Eric K. Brandt, a director of Gen Digital Inc. (GEN), reported multiple stock transactions on 09/09/2025. He received an annual non-employee director equity award of 8,822 RSUs that will vest 100% on the earlier of September 9, 2026 or the next annual meeting, subject to continued service. On the same date he reported two transfers labeled with code G involving 10,038 shares each: one recorded as a disposal and one recorded as an acquisition, reflecting a stock transfer to The Brandt Family Trust (over which he has voting power). Following the transactions he beneficially owned 18,860 shares directly and 69,684 shares indirectly through the trust.

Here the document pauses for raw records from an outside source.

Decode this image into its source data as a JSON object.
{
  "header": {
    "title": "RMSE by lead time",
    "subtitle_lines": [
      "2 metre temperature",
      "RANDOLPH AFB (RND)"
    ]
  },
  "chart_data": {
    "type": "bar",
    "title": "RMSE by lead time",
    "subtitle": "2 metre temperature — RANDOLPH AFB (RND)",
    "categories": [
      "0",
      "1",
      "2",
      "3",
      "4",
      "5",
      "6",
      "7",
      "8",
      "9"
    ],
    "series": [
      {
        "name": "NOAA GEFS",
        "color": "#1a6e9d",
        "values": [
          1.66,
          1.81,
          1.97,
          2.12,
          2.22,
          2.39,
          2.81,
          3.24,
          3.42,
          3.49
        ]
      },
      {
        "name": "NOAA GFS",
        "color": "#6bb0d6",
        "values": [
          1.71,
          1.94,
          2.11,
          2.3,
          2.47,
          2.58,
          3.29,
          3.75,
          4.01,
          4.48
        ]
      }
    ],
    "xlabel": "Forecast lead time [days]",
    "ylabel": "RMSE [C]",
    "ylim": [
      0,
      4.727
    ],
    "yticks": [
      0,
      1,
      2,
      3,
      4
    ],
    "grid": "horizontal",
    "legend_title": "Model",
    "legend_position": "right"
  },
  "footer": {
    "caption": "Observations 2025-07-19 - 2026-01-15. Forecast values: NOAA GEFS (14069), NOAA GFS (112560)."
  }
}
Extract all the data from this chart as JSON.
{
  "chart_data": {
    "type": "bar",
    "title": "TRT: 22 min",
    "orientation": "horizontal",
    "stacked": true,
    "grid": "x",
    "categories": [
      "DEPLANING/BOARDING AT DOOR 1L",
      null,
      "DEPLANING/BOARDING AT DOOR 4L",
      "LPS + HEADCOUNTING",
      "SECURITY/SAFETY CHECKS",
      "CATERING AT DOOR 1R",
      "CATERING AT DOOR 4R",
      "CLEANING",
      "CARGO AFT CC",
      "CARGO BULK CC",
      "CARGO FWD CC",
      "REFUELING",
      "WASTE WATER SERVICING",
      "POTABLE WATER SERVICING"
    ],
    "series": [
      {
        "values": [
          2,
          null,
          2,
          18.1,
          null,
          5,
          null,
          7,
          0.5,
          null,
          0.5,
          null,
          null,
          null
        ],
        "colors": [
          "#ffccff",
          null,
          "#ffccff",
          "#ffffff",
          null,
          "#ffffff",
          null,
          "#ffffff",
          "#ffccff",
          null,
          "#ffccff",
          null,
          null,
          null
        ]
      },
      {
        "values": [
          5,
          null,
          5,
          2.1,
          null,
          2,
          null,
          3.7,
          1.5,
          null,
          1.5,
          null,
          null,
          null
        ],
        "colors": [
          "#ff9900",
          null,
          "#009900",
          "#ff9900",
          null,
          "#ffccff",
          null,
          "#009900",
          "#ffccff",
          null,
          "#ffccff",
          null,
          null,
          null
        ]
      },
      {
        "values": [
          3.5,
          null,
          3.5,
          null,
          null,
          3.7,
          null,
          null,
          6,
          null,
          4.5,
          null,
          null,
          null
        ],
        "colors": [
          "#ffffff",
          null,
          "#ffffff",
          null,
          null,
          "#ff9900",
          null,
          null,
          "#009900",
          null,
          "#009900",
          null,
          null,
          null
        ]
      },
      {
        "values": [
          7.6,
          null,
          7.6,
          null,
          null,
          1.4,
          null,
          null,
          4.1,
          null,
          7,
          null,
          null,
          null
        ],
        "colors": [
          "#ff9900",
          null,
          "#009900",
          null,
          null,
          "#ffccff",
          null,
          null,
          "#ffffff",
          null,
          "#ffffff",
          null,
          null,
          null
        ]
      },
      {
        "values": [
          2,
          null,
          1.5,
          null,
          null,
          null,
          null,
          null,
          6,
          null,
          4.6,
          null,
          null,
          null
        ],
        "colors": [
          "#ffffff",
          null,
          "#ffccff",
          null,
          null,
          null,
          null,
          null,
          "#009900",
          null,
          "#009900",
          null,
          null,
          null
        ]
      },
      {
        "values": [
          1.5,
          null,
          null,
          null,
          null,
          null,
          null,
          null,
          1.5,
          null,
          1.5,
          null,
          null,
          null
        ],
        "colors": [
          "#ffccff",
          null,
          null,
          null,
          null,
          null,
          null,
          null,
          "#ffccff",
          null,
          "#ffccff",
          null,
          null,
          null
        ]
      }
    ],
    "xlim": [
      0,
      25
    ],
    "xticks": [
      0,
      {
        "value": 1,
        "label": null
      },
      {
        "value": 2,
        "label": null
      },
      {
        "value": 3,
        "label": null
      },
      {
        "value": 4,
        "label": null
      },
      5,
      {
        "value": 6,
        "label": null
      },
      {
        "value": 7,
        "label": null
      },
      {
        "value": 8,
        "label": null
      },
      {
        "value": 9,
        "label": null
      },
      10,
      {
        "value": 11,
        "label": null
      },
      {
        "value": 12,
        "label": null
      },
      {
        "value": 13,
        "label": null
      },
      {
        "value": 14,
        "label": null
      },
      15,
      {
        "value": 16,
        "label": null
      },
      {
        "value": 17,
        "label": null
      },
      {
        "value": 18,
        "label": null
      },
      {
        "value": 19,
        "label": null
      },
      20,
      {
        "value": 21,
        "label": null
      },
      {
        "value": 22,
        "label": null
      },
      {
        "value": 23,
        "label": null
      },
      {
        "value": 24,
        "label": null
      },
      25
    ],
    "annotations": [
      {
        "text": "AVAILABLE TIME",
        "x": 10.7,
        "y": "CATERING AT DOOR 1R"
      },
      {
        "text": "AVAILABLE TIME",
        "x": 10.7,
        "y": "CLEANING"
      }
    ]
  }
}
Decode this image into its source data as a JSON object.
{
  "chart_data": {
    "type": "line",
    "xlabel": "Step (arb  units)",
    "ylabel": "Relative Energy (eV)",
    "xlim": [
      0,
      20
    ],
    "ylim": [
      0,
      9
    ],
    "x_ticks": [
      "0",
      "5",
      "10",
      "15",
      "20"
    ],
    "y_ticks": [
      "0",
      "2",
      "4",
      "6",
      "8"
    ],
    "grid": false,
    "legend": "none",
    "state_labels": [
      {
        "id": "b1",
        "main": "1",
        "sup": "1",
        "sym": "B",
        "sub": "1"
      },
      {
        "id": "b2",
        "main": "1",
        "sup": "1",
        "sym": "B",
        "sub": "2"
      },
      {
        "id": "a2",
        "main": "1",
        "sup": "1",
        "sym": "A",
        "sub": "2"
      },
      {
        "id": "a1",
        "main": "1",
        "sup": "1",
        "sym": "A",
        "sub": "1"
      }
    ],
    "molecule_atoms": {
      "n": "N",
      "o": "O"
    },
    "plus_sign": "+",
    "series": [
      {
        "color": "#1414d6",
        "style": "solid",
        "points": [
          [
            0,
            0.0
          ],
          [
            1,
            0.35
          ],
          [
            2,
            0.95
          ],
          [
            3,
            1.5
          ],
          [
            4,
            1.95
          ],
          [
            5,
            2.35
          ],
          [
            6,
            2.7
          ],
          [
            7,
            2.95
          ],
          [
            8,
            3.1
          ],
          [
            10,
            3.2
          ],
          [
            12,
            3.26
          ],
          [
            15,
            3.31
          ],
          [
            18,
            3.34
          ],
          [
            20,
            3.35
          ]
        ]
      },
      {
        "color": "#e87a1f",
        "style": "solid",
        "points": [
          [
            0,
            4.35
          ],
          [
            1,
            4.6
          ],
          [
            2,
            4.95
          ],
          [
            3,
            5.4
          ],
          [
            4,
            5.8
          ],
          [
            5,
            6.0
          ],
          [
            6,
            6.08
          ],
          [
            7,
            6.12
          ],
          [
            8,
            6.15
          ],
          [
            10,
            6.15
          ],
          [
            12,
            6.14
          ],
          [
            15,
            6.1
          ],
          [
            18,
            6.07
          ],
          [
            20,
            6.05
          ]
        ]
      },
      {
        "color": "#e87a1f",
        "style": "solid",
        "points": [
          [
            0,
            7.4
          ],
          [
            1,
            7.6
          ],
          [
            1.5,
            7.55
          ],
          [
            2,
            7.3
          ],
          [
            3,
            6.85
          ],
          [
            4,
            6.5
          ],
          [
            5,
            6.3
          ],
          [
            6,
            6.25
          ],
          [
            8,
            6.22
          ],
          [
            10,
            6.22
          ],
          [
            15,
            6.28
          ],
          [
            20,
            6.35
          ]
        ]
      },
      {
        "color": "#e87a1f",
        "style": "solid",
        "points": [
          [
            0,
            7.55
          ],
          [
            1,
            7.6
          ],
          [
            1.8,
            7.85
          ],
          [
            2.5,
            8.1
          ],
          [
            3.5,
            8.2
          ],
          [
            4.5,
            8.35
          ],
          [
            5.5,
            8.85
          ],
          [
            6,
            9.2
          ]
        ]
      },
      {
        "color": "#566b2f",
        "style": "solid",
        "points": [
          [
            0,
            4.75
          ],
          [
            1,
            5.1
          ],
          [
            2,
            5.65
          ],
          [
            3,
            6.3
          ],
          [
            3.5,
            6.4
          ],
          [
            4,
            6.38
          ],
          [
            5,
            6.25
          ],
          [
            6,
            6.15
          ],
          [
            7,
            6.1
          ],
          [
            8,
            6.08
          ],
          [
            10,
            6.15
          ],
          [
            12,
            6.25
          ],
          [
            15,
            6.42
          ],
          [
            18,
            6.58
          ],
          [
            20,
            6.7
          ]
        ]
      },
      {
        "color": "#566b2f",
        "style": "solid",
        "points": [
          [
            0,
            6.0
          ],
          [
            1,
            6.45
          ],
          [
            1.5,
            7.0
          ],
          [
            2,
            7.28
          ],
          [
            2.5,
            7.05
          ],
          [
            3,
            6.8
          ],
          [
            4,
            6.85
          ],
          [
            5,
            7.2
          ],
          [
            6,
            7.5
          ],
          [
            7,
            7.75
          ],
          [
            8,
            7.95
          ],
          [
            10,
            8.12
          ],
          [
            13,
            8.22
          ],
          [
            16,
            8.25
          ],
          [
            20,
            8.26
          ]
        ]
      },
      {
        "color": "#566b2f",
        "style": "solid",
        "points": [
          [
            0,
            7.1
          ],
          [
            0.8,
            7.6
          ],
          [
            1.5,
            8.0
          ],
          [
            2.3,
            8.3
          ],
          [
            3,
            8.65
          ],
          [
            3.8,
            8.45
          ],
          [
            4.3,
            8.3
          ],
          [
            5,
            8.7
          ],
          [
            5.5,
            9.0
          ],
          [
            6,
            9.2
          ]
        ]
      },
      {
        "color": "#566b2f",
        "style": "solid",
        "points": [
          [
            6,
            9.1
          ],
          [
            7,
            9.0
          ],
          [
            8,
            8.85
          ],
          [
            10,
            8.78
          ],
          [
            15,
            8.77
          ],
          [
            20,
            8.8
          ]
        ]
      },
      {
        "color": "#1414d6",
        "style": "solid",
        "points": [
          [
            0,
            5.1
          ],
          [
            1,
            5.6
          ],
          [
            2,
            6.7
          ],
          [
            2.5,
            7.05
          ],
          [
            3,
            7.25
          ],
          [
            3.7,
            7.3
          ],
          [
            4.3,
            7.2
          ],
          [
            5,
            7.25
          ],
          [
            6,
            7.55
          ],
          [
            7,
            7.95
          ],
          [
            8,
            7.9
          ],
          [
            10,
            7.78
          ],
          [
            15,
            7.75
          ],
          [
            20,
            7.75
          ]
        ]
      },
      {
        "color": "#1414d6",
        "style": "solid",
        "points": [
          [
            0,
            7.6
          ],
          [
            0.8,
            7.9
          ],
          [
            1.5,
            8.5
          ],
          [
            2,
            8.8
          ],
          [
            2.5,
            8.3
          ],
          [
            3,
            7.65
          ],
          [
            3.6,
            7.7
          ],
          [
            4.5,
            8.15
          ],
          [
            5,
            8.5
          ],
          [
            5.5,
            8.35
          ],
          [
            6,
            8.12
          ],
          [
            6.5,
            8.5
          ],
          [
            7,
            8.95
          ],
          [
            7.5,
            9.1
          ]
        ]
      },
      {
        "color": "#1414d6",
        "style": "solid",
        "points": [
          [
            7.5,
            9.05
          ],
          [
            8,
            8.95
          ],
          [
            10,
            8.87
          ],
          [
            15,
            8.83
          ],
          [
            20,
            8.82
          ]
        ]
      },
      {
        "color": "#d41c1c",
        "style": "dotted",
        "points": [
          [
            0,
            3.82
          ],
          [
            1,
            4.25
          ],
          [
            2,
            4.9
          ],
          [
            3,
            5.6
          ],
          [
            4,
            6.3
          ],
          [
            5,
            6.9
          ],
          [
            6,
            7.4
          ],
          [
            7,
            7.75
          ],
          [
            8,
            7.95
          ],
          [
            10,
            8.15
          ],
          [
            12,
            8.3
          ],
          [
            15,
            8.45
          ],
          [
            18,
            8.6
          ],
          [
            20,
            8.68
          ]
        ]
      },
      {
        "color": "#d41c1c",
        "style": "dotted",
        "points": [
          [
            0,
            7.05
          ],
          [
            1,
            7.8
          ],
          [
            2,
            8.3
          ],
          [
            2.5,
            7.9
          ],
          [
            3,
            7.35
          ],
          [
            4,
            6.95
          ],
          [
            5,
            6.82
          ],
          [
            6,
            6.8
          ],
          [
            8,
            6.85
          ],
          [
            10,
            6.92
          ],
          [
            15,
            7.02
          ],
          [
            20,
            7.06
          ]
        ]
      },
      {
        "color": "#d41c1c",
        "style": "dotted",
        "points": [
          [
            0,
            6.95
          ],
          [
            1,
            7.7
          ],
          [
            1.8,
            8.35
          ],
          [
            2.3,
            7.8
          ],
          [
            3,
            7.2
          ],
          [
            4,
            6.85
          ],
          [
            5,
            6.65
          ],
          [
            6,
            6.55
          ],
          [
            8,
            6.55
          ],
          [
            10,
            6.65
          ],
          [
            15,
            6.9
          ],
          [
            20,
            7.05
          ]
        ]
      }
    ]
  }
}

Pavel Baudis, a director of Gen Digital Inc. (GEN), reported equity transactions on Form 4 dated 09/10/2025 covering activity on 09/09/2025. He received an annual non-employee director award of 8,822 restricted stock units (RSUs) that vest 100% on the earlier of September 9, 2026 or the next annual meeting, subject to continued service. The filing shows 3,012 shares were withheld by the issuer to satisfy tax withholding related to net settlement of RSUs at an average price of $29.47 per share. Following the transactions, Mr. Baudis directly beneficially owns 33,565 shares and indirectly owns 49,816,185 shares through PaBa Software s.r.o.